OAMPO (The Office of Asset Management and Portfolio Oversight) is an office that helps direct various parts of HUD’s multifamily housing programs. In particular, this office develops and interprets policies, controls a number of field operations, manages partner relationships, and is responsible for multifamily assets after the development phase.
Non-recourse loans are typically secured by collateral such as real estate. Unlike recourse loans, if a borrower defaults, the lender can’t hold the individual personally liable for the unpaid debts. Because of this, lenders can’t seize personal property or garnish wages. With a non-recourse loan, the lender accepts a certain amount of loss. All HUD multifamily loans, including HUD 221(d)(4) loans, HUD 223(f) loans, HUD 223(a)(7) refinance loans, and HUD 232 healthcare loans are fully non-recourse.
Multifamily rentals, which are also known as multi-dwelling units/MDUs, comprise multiple but separate living units within a structure or structures. A common example is an apartment building, but multifamily rentals can also come in the form of duplexes, triplexes, quadplexes, mixed-used properties, and independent living facilities. Smaller HUD loans, like the FHA 203(b) loan can finance 1-4 unit properties. HUD multifamily loans, such as HUD 221(d)4) and HUD 223(f) loans, can finance apartment buildings, mixed-used properties (with limits on the amount of commercial space), and independent living units.

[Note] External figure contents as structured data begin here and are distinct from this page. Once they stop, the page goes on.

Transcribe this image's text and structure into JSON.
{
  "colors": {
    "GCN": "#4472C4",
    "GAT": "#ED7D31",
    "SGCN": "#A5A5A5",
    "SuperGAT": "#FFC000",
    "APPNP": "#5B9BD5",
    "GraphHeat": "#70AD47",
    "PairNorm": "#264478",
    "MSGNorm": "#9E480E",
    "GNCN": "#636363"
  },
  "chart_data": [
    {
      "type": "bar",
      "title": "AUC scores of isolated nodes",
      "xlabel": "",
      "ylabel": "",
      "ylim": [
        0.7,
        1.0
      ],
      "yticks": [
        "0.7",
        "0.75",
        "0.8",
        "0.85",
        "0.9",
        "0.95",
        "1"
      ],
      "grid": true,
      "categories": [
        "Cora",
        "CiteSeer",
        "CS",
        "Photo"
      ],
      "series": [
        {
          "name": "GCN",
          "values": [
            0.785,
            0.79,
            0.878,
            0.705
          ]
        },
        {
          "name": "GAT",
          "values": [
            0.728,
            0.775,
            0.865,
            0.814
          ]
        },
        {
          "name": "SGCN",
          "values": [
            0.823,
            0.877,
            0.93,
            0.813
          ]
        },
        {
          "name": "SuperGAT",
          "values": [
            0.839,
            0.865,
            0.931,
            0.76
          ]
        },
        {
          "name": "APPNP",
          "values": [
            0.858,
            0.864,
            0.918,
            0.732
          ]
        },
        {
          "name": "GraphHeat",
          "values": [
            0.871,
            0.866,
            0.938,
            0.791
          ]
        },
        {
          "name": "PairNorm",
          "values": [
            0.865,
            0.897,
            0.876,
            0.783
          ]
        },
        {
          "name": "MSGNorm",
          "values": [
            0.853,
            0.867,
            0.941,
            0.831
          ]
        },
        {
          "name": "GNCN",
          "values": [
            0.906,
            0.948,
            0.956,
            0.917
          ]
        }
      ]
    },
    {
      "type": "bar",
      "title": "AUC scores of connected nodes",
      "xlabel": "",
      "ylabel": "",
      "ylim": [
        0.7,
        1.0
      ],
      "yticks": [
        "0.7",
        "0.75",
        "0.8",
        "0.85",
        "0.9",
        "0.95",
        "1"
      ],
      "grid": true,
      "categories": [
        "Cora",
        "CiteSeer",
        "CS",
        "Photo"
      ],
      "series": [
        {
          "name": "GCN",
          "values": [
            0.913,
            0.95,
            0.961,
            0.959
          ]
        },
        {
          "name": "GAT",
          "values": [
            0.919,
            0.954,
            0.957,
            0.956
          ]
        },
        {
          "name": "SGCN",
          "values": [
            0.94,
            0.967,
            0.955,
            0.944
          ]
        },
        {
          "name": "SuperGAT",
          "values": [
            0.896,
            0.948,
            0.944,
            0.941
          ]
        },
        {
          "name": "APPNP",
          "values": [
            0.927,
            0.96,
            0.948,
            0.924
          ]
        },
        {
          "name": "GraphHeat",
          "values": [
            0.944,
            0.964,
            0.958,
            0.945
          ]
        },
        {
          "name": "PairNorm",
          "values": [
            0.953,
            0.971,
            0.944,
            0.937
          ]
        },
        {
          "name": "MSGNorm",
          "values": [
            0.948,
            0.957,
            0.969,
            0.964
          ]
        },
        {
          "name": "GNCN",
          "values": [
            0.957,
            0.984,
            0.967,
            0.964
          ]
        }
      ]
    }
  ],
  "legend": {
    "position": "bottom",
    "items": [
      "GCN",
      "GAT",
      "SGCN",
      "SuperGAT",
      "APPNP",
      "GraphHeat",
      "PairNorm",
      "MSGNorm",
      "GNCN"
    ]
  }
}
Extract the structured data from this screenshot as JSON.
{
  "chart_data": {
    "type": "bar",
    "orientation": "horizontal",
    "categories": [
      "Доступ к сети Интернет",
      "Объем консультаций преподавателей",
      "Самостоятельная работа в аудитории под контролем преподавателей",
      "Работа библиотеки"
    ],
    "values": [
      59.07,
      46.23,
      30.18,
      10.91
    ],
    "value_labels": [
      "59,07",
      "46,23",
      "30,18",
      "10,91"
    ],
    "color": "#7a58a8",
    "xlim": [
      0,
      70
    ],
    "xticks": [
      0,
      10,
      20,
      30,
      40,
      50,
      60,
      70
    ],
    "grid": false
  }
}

MIP (Mortgage Insurance Premium) consists of annual payments on HUD mortgages. MIP is first paid at closing, and typically costs 1% of the loan amount, though this varies. MIP for HUD multifamily loan programs must then be paid annually. Specific costs also vary by program.
MAP (Multifamily Accelerated Processing) establishes national standards for approved lenders to prepare, process, and submit applications for FHA/HUD multifamily financing. Lenders that are MAP-approved will typically see their borrower’s applications processed much more quickly than those that use TAP (Traditional Application Processing.)
Low-to-moderate income housing is housing designed for people whose incomes are low to moderate when compared to prevailing incomes in their area. HUD attempts to promote the supply of low-to-moderate income housing via the Section 8 and LIHTC programs, both of which are available to properties financed with HUD 221(d)(4) and HUD 223(f) loans. HUD 223(a)(7) loans are fully equipped to refinance HUD 221(d)(4) and HUD 223(f) properties with low-to-moderate income housing-based income restrictions.